German Federal Supreme Court confirms essential principles relating to the burden of rendering evidence and proof in corruption cases
A secret agreement on taking and giving bribes in order to gain an unfair advantage in the purchase of goods or services is illegal and punishable under Sec.299 of the German Criminal Code (Strafgesetzbuch). It is commonplace for bribe payments to be included in inflated price calculations in the sale of goods or services. In this instance, the company paying such inflated prices is entitled to claim damages against the individual agreeing to the bribe, as well as the business paying the bribe. In its decision of 18 January 2018 (file.no I ZR 150/15) the German Federal Supreme Court (Bundesgerichschof) found that in the context of a claimant's burden of proof, it is sufficient for the claimant to prove the existence of reasonable indications that a bribe agreement was reached. The Federal Supreme Court also emphasised that there is no need for further substantiation and it is for the defendant to disprove that an agreement was reached (so-called sekundäre Darlegungslast).
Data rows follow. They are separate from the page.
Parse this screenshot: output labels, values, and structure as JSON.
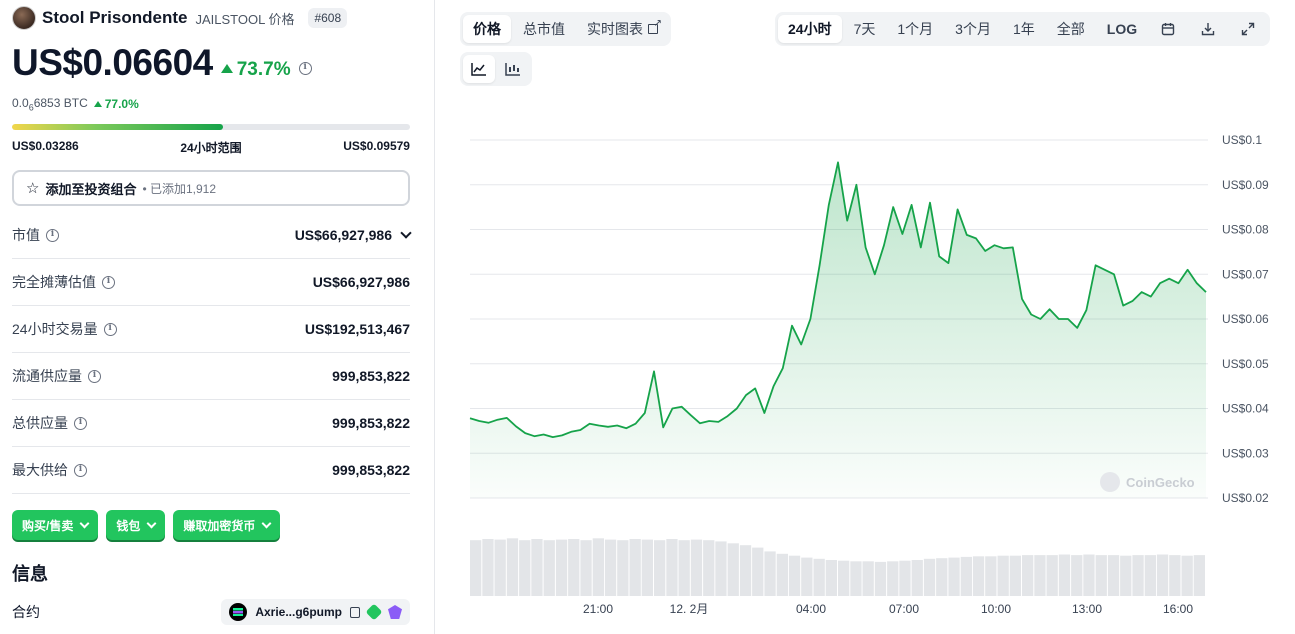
{
  "coin": {
    "name": "Stool Prisondente",
    "symbol_label": "JAILSTOOL 价格",
    "rank": "#608",
    "price": "US$0.06604",
    "change_24h": "73.7%",
    "btc_price_main": "0.0",
    "btc_price_sub": "6",
    "btc_price_rest": "6853 BTC",
    "btc_change": "77.0%"
  },
  "range": {
    "low": "US$0.03286",
    "label": "24小时范围",
    "high": "US$0.09579",
    "fill_fraction": 0.53
  },
  "portfolio": {
    "label": "添加至投资组合",
    "added": "• 已添加1,912"
  },
  "stats": [
    {
      "label": "市值",
      "value": "US$66,927,986"
    },
    {
      "label": "完全摊薄估值",
      "value": "US$66,927,986"
    },
    {
      "label": "24小时交易量",
      "value": "US$192,513,467"
    },
    {
      "label": "流通供应量",
      "value": "999,853,822"
    },
    {
      "label": "总供应量",
      "value": "999,853,822"
    },
    {
      "label": "最大供给",
      "value": "999,853,822"
    }
  ],
  "actions": [
    "购买/售卖",
    "钱包",
    "赚取加密货币"
  ],
  "info": {
    "title": "信息",
    "contract_label": "合约",
    "contract_value": "Axrie...g6pump"
  },
  "tabs": {
    "items": [
      "价格",
      "总市值",
      "实时图表"
    ],
    "active": 0
  },
  "timeframes": {
    "items": [
      "24小时",
      "7天",
      "1个月",
      "3个月",
      "1年",
      "全部",
      "LOG"
    ],
    "active": 0
  },
  "colors": {
    "accent_green": "#16a34a",
    "button_green": "#22c55e",
    "line_green": "#16a34a"
  },
  "watermark": "CoinGecko",
  "chart_data": {
    "type": "area",
    "title": "",
    "xlabel": "",
    "ylabel": "",
    "x_ticks": [
      "21:00",
      "12. 2月",
      "04:00",
      "07:00",
      "10:00",
      "13:00",
      "16:00"
    ],
    "y_ticks": [
      "US$0.02",
      "US$0.03",
      "US$0.04",
      "US$0.05",
      "US$0.06",
      "US$0.07",
      "US$0.08",
      "US$0.09",
      "US$0.1"
    ],
    "ylim": [
      0.02,
      0.1
    ],
    "grid": true,
    "series": [
      {
        "values": [
          0.0378,
          0.0372,
          0.0368,
          0.0375,
          0.0379,
          0.036,
          0.0345,
          0.0338,
          0.0342,
          0.0336,
          0.034,
          0.0348,
          0.0352,
          0.0366,
          0.0362,
          0.0359,
          0.0362,
          0.0356,
          0.0366,
          0.039,
          0.0483,
          0.0358,
          0.04,
          0.0404,
          0.0385,
          0.0367,
          0.0372,
          0.037,
          0.0383,
          0.04,
          0.043,
          0.0445,
          0.039,
          0.045,
          0.049,
          0.0585,
          0.0543,
          0.06,
          0.072,
          0.0855,
          0.095,
          0.082,
          0.09,
          0.076,
          0.07,
          0.0765,
          0.085,
          0.079,
          0.0855,
          0.076,
          0.086,
          0.074,
          0.0725,
          0.0845,
          0.0788,
          0.078,
          0.0752,
          0.0765,
          0.0758,
          0.076,
          0.0645,
          0.061,
          0.06,
          0.0622,
          0.06,
          0.06,
          0.058,
          0.062,
          0.072,
          0.071,
          0.07,
          0.063,
          0.064,
          0.066,
          0.065,
          0.068,
          0.069,
          0.068,
          0.071,
          0.068,
          0.066
        ]
      }
    ],
    "volume": {
      "relative": [
        0.9,
        0.92,
        0.91,
        0.93,
        0.9,
        0.92,
        0.9,
        0.91,
        0.92,
        0.9,
        0.93,
        0.91,
        0.9,
        0.92,
        0.91,
        0.9,
        0.92,
        0.9,
        0.91,
        0.9,
        0.88,
        0.85,
        0.82,
        0.78,
        0.72,
        0.68,
        0.65,
        0.62,
        0.6,
        0.58,
        0.57,
        0.56,
        0.56,
        0.55,
        0.56,
        0.57,
        0.58,
        0.6,
        0.61,
        0.62,
        0.63,
        0.64,
        0.64,
        0.65,
        0.65,
        0.66,
        0.66,
        0.66,
        0.67,
        0.66,
        0.67,
        0.66,
        0.66,
        0.65,
        0.66,
        0.66,
        0.67,
        0.66,
        0.65,
        0.66
      ]
    }
  }
}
Where the defendant is not successful in proving the absence of a bribery agreement, the claimant's assertions are deemed to have been acknowledged by the defendant (Sec. 138 (3) of the Code of Civil Procedure, Zivilprozessordnung).
ECJ: Purpose of protecting the financial interests of the EU and the financial markets may justify limitations of the "ne bis in idem principle" in cases of duplication of criminal and administrative proceedings
The "ne bis in idem principle" provides that a person cannot be criminally prosecuted or punished twice for the same offence. This fundamental right is recognised by the Charter of Fundamental Rights of the European Union (Art. 50), the European Convention on Human Rights (Art. 4 of Protocol No. 7), the Schengen Convention (Art. 54) and can be found in national law. In its rulings dated 20 March 2018 (cases no. C-524/15 and C-537/16, joined cases no. C-596/16 and C-597/16) regarding four Italian cases, the European Court of Justice (ECJ) was requested to interpret the "ne bis in idem principle" in situations of duplication of criminal proceedings/penalties and administrative proceedings/penalties of a criminal nature in the context of the VAT directive and the directive concerning financial markets. The Court held that such a duplication of proceedings/penalties against the same person with respect to the same act constitutes a limitation of the "ne bis in idem principle" that requires a justification. The objective of guaranteeing the integrity of the financial markets of the EU and public confidence in financial instruments is capable of justifying such a duplication.
The ECJ ruled that national law authorising such a duplication of criminal proceedings/penalties and administrative proceedings/penalties of a criminal nature must satisfy four requirements:
- It must pursue an objective of general interest and the proceedings/penalties must pursue complementary aims relating to different aspects of the same unlawful conduct at issue.
- It must establish clear and precise rules allowing individuals to predict which acts or omissions are liable to be subject to such a duplication of proceedings/penalties.
- It must ensure that the proceedings are coordinated in order to limit the additional disadvantages resulting from the duplication of proceedings.
- It must ensure that the severity of all of the penalties imposed is limited to what is strictly necessary in relation to the seriousness of the offence concerned.
According to the ECJ, national legislation that allows administrative proceedings of a criminal nature to be brought with respect to the same acts which have already been the subject of criminal conviction that appears to punish the offence in an effective, proportionate and dissuasive manner, exceeds what is strictly necessary in order to achieve the objective of protecting markets. Moreover, where there exists a final acquittal in relation to the criminal offence, the act of bringing proceedings for an administrative fine of a criminal nature infringes the "ne bis in idem principle". Such proceedings, according to the ECJ, clearly exceed what is necessary in order to achieve the objective of guaranteeing the integrity of the financial markets of the EU and public confidence in financial instruments.
Deutsche Boerse faces potential fines for not updating the market on its CEO search
Germany's financial markets watchdog, BaFin, is investigating whether Deutsche Boerse, the German stock exchange operator, should have provided more information to investors during its search for a new chief executive. Under German law, companies listed on an exchange are required to report in a timely fashion, any information that may affect share prices. Failure to do so may result in a fine of up to 2% of a company's annual revenue, which in the case of Deutsche Boerse stands at 48 million euros. BaFin is investigating whether Deutsche Boerse ought to have publicly disclosed that a personnel committee on the supervisory board had narrowed its CEO search to two candidates on 13 November 2017. On 16 November 2017 the company announced Theodo Weimer as its new chief executive officer.